Zoals eerder toegelicht behelst het huidige overnamescenario een bestuurlijke fusie van Intervence met Jeugdbescherming west. Intervence zal als aparte stichting onderdeel worden van de organisatie Jeugdbescherming west. Door het eerder toegelichte uitgangspunt dat de huidige jeugdbeschermers blijven werken voor de nieuwe organisatie, blijft de bestaande relatie tussen het kind en de jeugdbeschermer zoveel mogelijk in stand, hetgeen ten goede komt aan de continuïteit van de zorgrelatie. Indien cliënten en hulpverleners over meerdere organisaties verdeeld moeten worden, is het ingewikkelder om de bestaande cliënt-hulpverlener relatie in stand te houden.

Door de bestuurlijke fusie van Intervence met Jeugdbescherming west zullen de overheadkosten niet meer zo zwaar op de exploitatie drukken. De verwachting is dat dit zal zorgen voor een duurzamere financiële basis. Dit is daarmee een belangrijke voorwaarde om de continuïteit van de zorg voor de kinderen te borgen.

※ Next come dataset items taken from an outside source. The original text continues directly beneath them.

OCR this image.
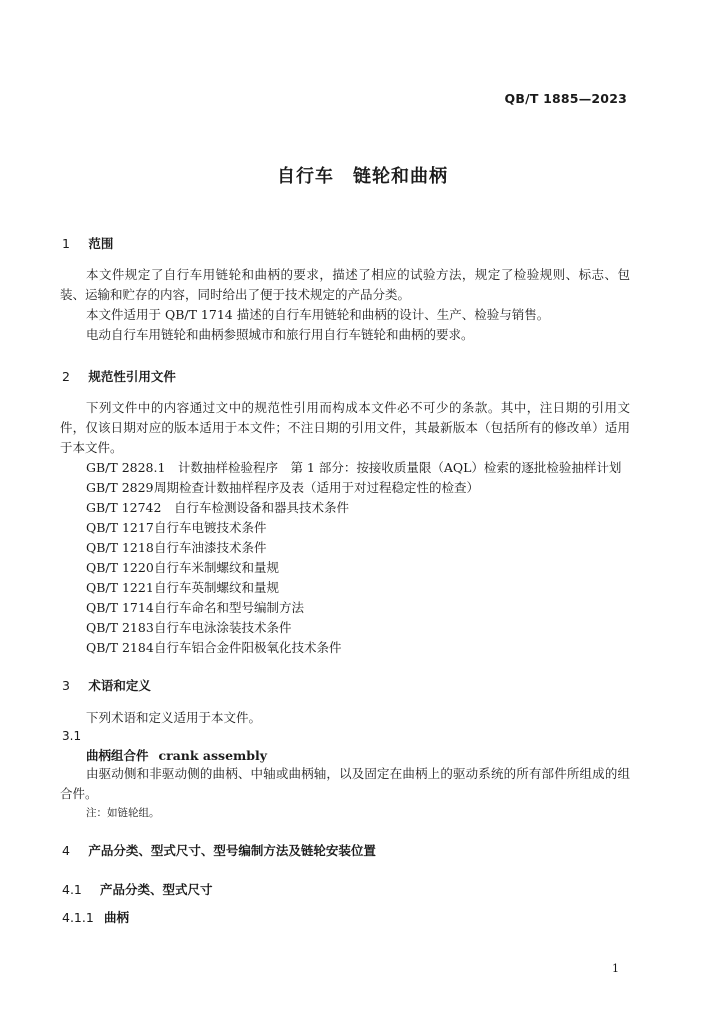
QB/T 1885—2023
自行车　链轮和曲柄
1 范围
本文件规定了自行车用链轮和曲柄的要求，描述了相应的试验方法，规定了检验规则、标志、包装、运输和贮存的内容，同时给出了便于技术规定的产品分类。
本文件适用于 QB/T 1714 描述的自行车用链轮和曲柄的设计、生产、检验与销售。
电动自行车用链轮和曲柄参照城市和旅行用自行车链轮和曲柄的要求。
2 规范性引用文件
下列文件中的内容通过文中的规范性引用而构成本文件必不可少的条款。其中，注日期的引用文件，仅该日期对应的版本适用于本文件；不注日期的引用文件，其最新版本（包括所有的修改单）适用于本文件。
GB/T 2828.1　 计数抽样检验程序　第 1 部分：按接收质量限（AQL）检索的逐批检验抽样计划
GB/T 2829周期检查计数抽样程序及表（适用于对过程稳定性的检查）
GB/T 12742　 自行车检测设备和器具技术条件
QB/T 1217自行车电镀技术条件
QB/T 1218自行车油漆技术条件
QB/T 1220自行车米制螺纹和量规
QB/T 1221自行车英制螺纹和量规
QB/T 1714自行车命名和型号编制方法
QB/T 2183自行车电泳涂装技术条件
QB/T 2184自行车铝合金件阳极氧化技术条件
3 术语和定义
下列术语和定义适用于本文件。
3.1
曲柄组合件 crank assembly
由驱动侧和非驱动侧的曲柄、中轴或曲柄轴，以及固定在曲柄上的驱动系统的所有部件所组成的组合件。
注：如链轮组。
4 产品分类、型式尺寸、型号编制方法及链轮安装位置
4.1 产品分类、型式尺寸
4.1.1 曲柄
1
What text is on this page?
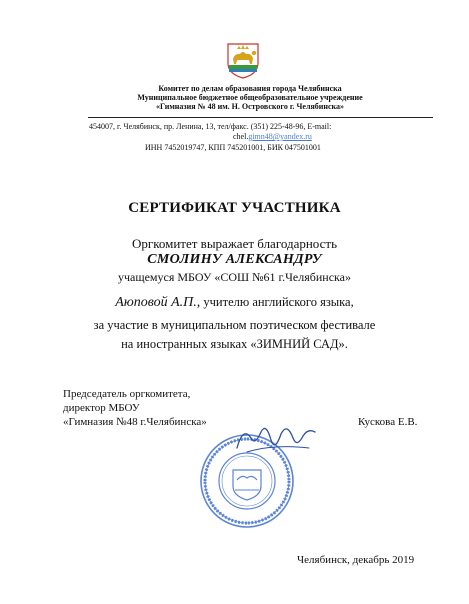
Комитет по делам образования города Челябинска
Муниципальное бюджетное общеобразовательное учреждение
«Гимназия № 48 им. Н. Островского г. Челябинска»
454007, г. Челябинск, пр. Ленина, 13, тел/факс. (351) 225-48-96, E-mail:
chel.gimn48@yandex.ru
ИНН 7452019747, КПП 745201001, БИК 047501001
СЕРТИФИКАТ УЧАСТНИКА
Оргкомитет выражает благодарность
СМОЛИНУ АЛЕКСАНДРУ
учащемуся МБОУ «СОШ №61 г.Челябинска»
Аюповой А.П., учителю английского языка,
за участие в муниципальном поэтическом фестивале
на иностранных языках «ЗИМНИЙ САД».
Председатель оргкомитета,
директор МБОУ
«Гимназия №48 г.Челябинска»	Кускова Е.В.
Челябинск, декабрь 2019
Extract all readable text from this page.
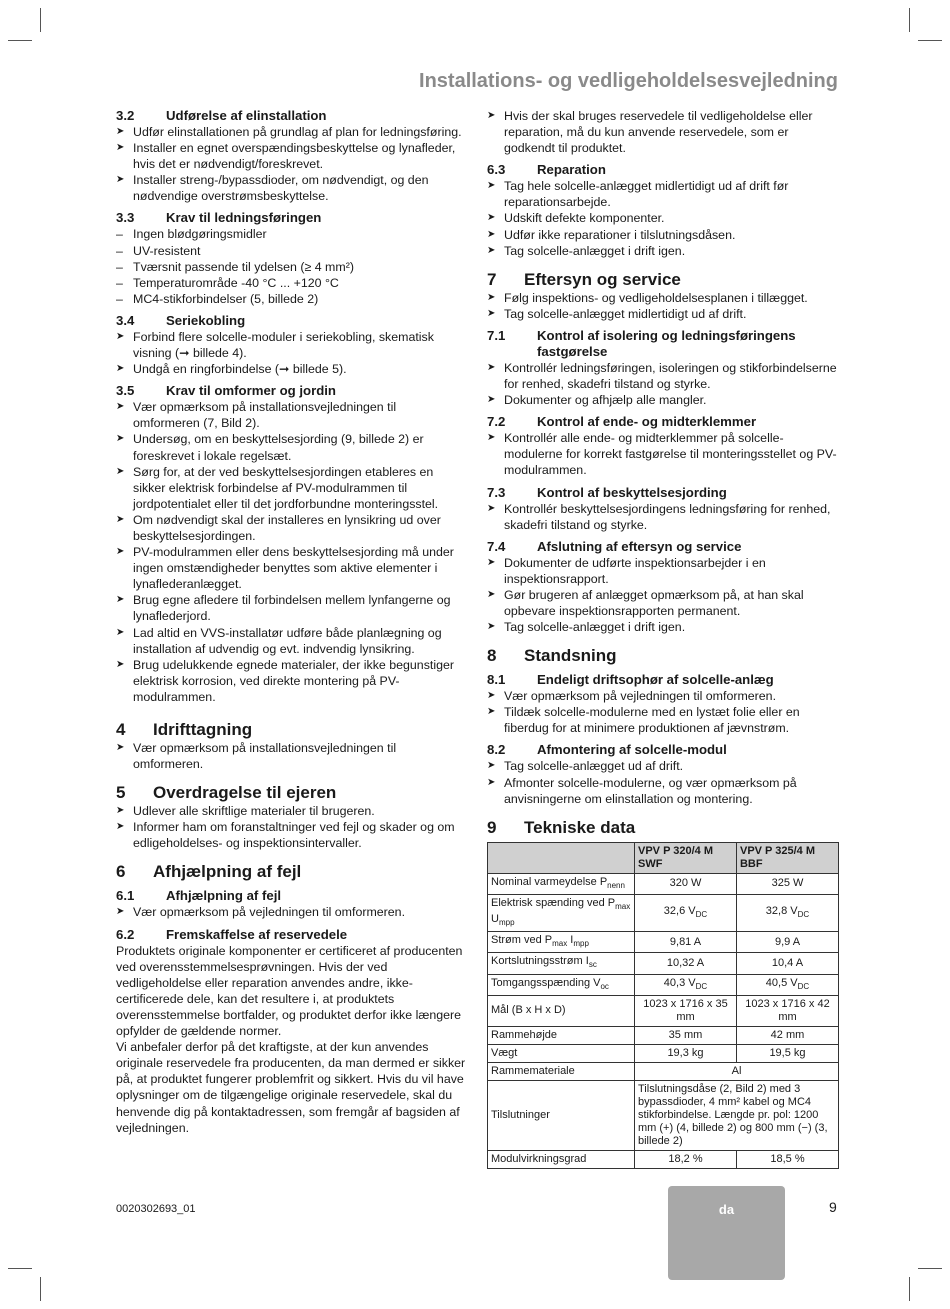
Installations- og vedligeholdelsesvejledning
3.2	Udførelse af elinstallation
➤ Udfør elinstallationen på grundlag af plan for ledningsføring.
➤ Installer en egnet overspændingsbeskyttelse og lynafleder, hvis det er nødvendigt/foreskrevet.
➤ Installer streng-/bypassdioder, om nødvendigt, og den nødvendige overstrømsbeskyttelse.
3.3	Krav til ledningsføringen
– Ingen blødgøringsmidler
– UV-resistent
– Tværsnit passende til ydelsen (≥ 4 mm²)
– Temperaturområde -40 °C ... +120 °C
– MC4-stikforbindelser (5, billede 2)
3.4	Seriekobling
➤ Forbind flere solcelle-moduler i seriekobling, skematisk visning (➞ billede 4).
➤ Undgå en ringforbindelse (➞ billede 5).
3.5	Krav til omformer og jordin
➤ Vær opmærksom på installationsvejledningen til omformeren (7, Bild 2).
➤ Undersøg, om en beskyttelsesjording (9, billede 2) er foreskrevet i lokale regelsæt.
➤ Sørg for, at der ved beskyttelsesjordingen etableres en sikker elektrisk forbindelse af PV-modulrammen til jordpotentialet eller til det jordforbundne monteringsstel.
➤ Om nødvendigt skal der installeres en lynsikring ud over beskyttelsesjordingen.
➤ PV-modulrammen eller dens beskyttelsesjording må under ingen omstændigheder benyttes som aktive elementer i lynaflederanlægget.
➤ Brug egne afledere til forbindelsen mellem lynfangerne og lynaflederjord.
➤ Lad altid en VVS-installatør udføre både planlægning og installation af udvendig og evt. indvendig lynsikring.
➤ Brug udelukkende egnede materialer, der ikke begunstiger elektrisk korrosion, ved direkte montering på PV-modulrammen.
4	Idrifttagning
➤ Vær opmærksom på installationsvejledningen til omformeren.
5	Overdragelse til ejeren
➤ Udlever alle skriftlige materialer til brugeren.
➤ Informer ham om foranstaltninger ved fejl og skader og om edligeholdelses- og inspektionsintervaller.
6	Afhjælpning af fejl
6.1	Afhjælpning af fejl
➤ Vær opmærksom på vejledningen til omformeren.
6.2	Fremskaffelse af reservedele

Produktets originale komponenter er certificeret af producenten ved overensstemmelsesprøvningen. Hvis der ved vedligeholdelse eller reparation anvendes andre, ikke-certificerede dele, kan det resultere i, at produktets overensstemmelse bortfalder, og produktet derfor ikke længere opfylder de gældende normer.

Vi anbefaler derfor på det kraftigste, at der kun anvendes originale reservedele fra producenten, da man dermed er sikker på, at produktet fungerer problemfrit og sikkert. Hvis du vil have oplysninger om de tilgængelige originale reservedele, skal du henvende dig på kontaktadressen, som fremgår af bagsiden af vejledningen.

➤ Hvis der skal bruges reservedele til vedligeholdelse eller reparation, må du kun anvende reservedele, som er godkendt til produktet.
6.3	Reparation
➤ Tag hele solcelle-anlægget midlertidigt ud af drift før reparationsarbejde.
➤ Udskift defekte komponenter.
➤ Udfør ikke reparationer i tilslutningsdåsen.
➤ Tag solcelle-anlægget i drift igen.
7	Eftersyn og service
➤ Følg inspektions- og vedligeholdelsesplanen i tillægget.
➤ Tag solcelle-anlægget midlertidigt ud af drift.
7.1	Kontrol af isolering og ledningsføringens fastgørelse
➤ Kontrollér ledningsføringen, isoleringen og stikforbindelserne for renhed, skadefri tilstand og styrke.
➤ Dokumenter og afhjælp alle mangler.
7.2	Kontrol af ende- og midterklemmer
➤ Kontrollér alle ende- og midterklemmer på solcelle-modulerne for korrekt fastgørelse til monteringsstellet og PV-modulrammen.
7.3	Kontrol af beskyttelsesjording
➤ Kontrollér beskyttelsesjordingens ledningsføring for renhed, skadefri tilstand og styrke.
7.4	Afslutning af eftersyn og service
➤ Dokumenter de udførte inspektionsarbejder i en inspektionsrapport.
➤ Gør brugeren af anlægget opmærksom på, at han skal opbevare inspektionsrapporten permanent.
➤ Tag solcelle-anlægget i drift igen.
8	Standsning
8.1	Endeligt driftsophør af solcelle-anlæg
➤ Vær opmærksom på vejledningen til omformeren.
➤ Tildæk solcelle-modulerne med en lystæt folie eller en fiberdug for at minimere produktionen af jævnstrøm.
8.2	Afmontering af solcelle-modul
➤ Tag solcelle-anlægget ud af drift.
➤ Afmonter solcelle-modulerne, og vær opmærksom på anvisningerne om elinstallation og montering.
9	Tekniske data
	VPV P 320/4 M SWF	VPV P 325/4 M BBF
Nominal varmeydelse $P_{nenn}$	320 W	325 W
Elektrisk spænding ved $P_{max}$ $U_{mpp}$	32,6 $V_{DC}$	32,8 $V_{DC}$
Strøm ved $P_{max}$ $I_{mpp}$	9,81 A	9,9 A
Kortslutningsstrøm $I_{sc}$	10,32 A	10,4 A
Tomgangsspænding $V_{oc}$	40,3 $V_{DC}$	40,5 $V_{DC}$
Mål (B x H x D)	1023 x 1716 x 35 mm	1023 x 1716 x 42 mm
Rammehøjde	35 mm	42 mm
Vægt	19,3 kg	19,5 kg
Rammemateriale	Al	
Tilslutninger	Tilslutningsdåse (2, Bild 2) med 3 bypassdioder, 4 mm² kabel og MC4 stikforbindelse. Længde pr. pol: 1200 mm (+) (4, billede 2) og 800 mm (−) (3, billede 2)	
Modulvirkningsgrad	18,2 %	18,5 %
0020302693_01	da	9
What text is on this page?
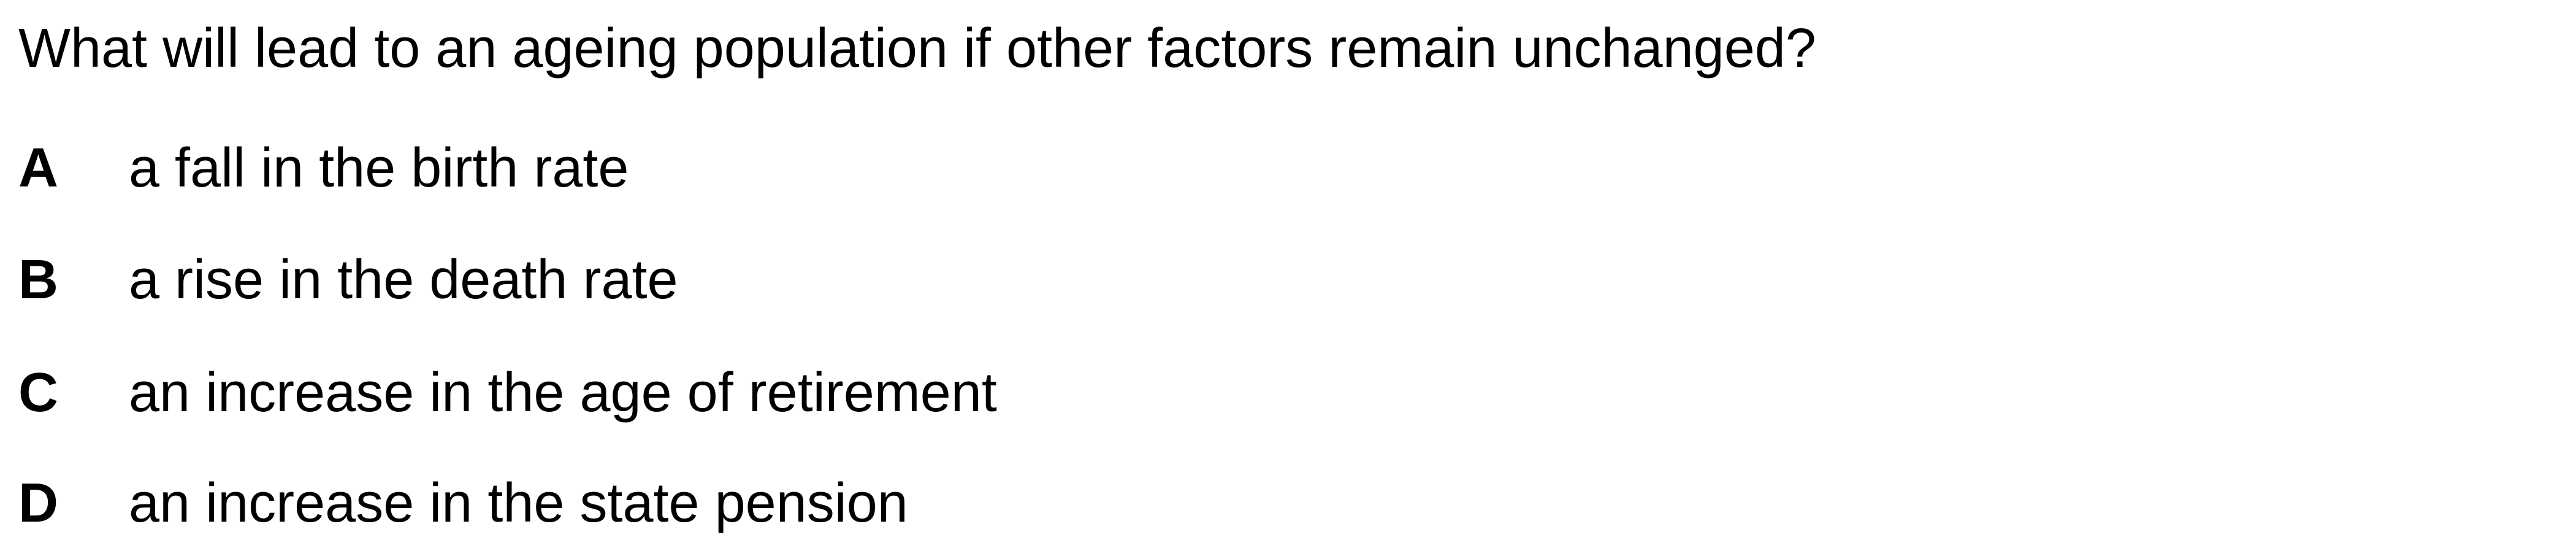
What will lead to an ageing population if other factors remain unchanged?
A a fall in the birth rate
B a rise in the death rate
C an increase in the age of retirement
D an increase in the state pension
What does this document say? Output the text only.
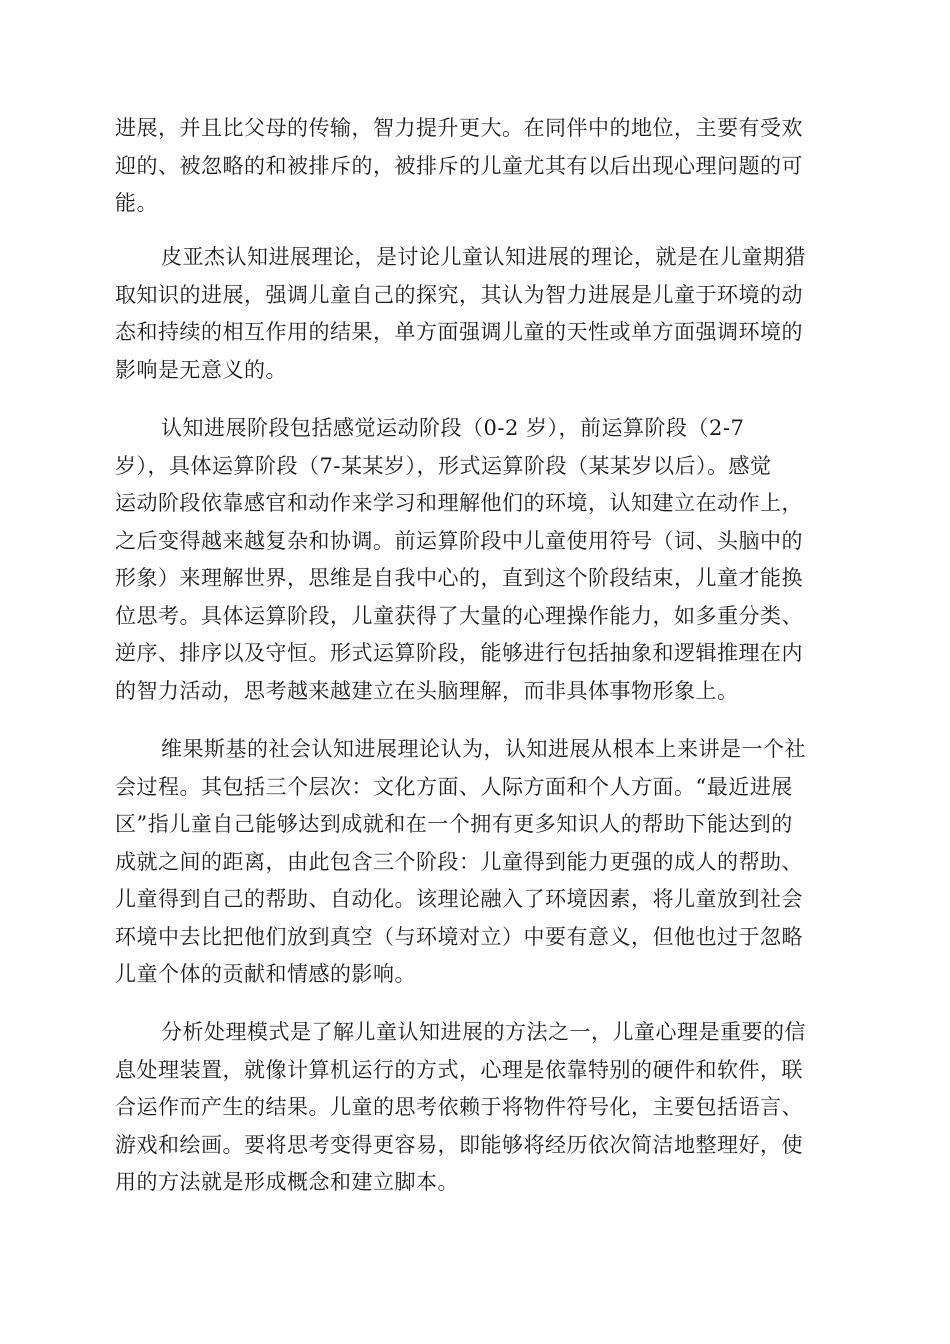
进展，并且比父母的传输，智力提升更大。在同伴中的地位，主要有受欢
迎的、被忽略的和被排斥的，被排斥的儿童尤其有以后出现心理问题的可
能。
皮亚杰认知进展理论，是讨论儿童认知进展的理论，就是在儿童期猎
取知识的进展，强调儿童自己的探究，其认为智力进展是儿童于环境的动
态和持续的相互作用的结果，单方面强调儿童的天性或单方面强调环境的
影响是无意义的。
认知进展阶段包括感觉运动阶段（0-2 岁），前运算阶段（2-7
岁），具体运算阶段（7-某某岁），形式运算阶段（某某岁以后）。感觉
运动阶段依靠感官和动作来学习和理解他们的环境，认知建立在动作上，
之后变得越来越复杂和协调。前运算阶段中儿童使用符号（词、头脑中的
形象）来理解世界，思维是自我中心的，直到这个阶段结束，儿童才能换
位思考。具体运算阶段，儿童获得了大量的心理操作能力，如多重分类、
逆序、排序以及守恒。形式运算阶段，能够进行包括抽象和逻辑推理在内
的智力活动，思考越来越建立在头脑理解，而非具体事物形象上。
维果斯基的社会认知进展理论认为，认知进展从根本上来讲是一个社
会过程。其包括三个层次：文化方面、人际方面和个人方面。“最近进展
区”指儿童自己能够达到成就和在一个拥有更多知识人的帮助下能达到的
成就之间的距离，由此包含三个阶段：儿童得到能力更强的成人的帮助、
儿童得到自己的帮助、自动化。该理论融入了环境因素，将儿童放到社会
环境中去比把他们放到真空（与环境对立）中要有意义，但他也过于忽略
儿童个体的贡献和情感的影响。
分析处理模式是了解儿童认知进展的方法之一，儿童心理是重要的信
息处理装置，就像计算机运行的方式，心理是依靠特别的硬件和软件，联
合运作而产生的结果。儿童的思考依赖于将物件符号化，主要包括语言、
游戏和绘画。要将思考变得更容易，即能够将经历依次简洁地整理好，使
用的方法就是形成概念和建立脚本。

De problemen bij Intervence zijn niet uitsluitend van financiële aard, maar zien onder andere ook op personeelsverloop. Deze was met name in de jaren 2018 en 2019 zeer hoog met 31% respectievelijk 39%. In 2020 heeft Intervence het personeelsverloop teruggebracht naar 11%. Jeugdbescherming west heeft veel ervaring met programma’s om medewerkers te werven en te behouden en met programma’s om het ziekteverzuim van medewerkers verder te verlagen. Dit zal naar verwachting bijdragen aan het blijvend terugdringen van het personeelsverloop en het ziekteverzuim bij Intervence. Hierdoor hoeven ook minder kosten gemaakt te worden voor inhuur en inwerken van nieuwe medewerkers.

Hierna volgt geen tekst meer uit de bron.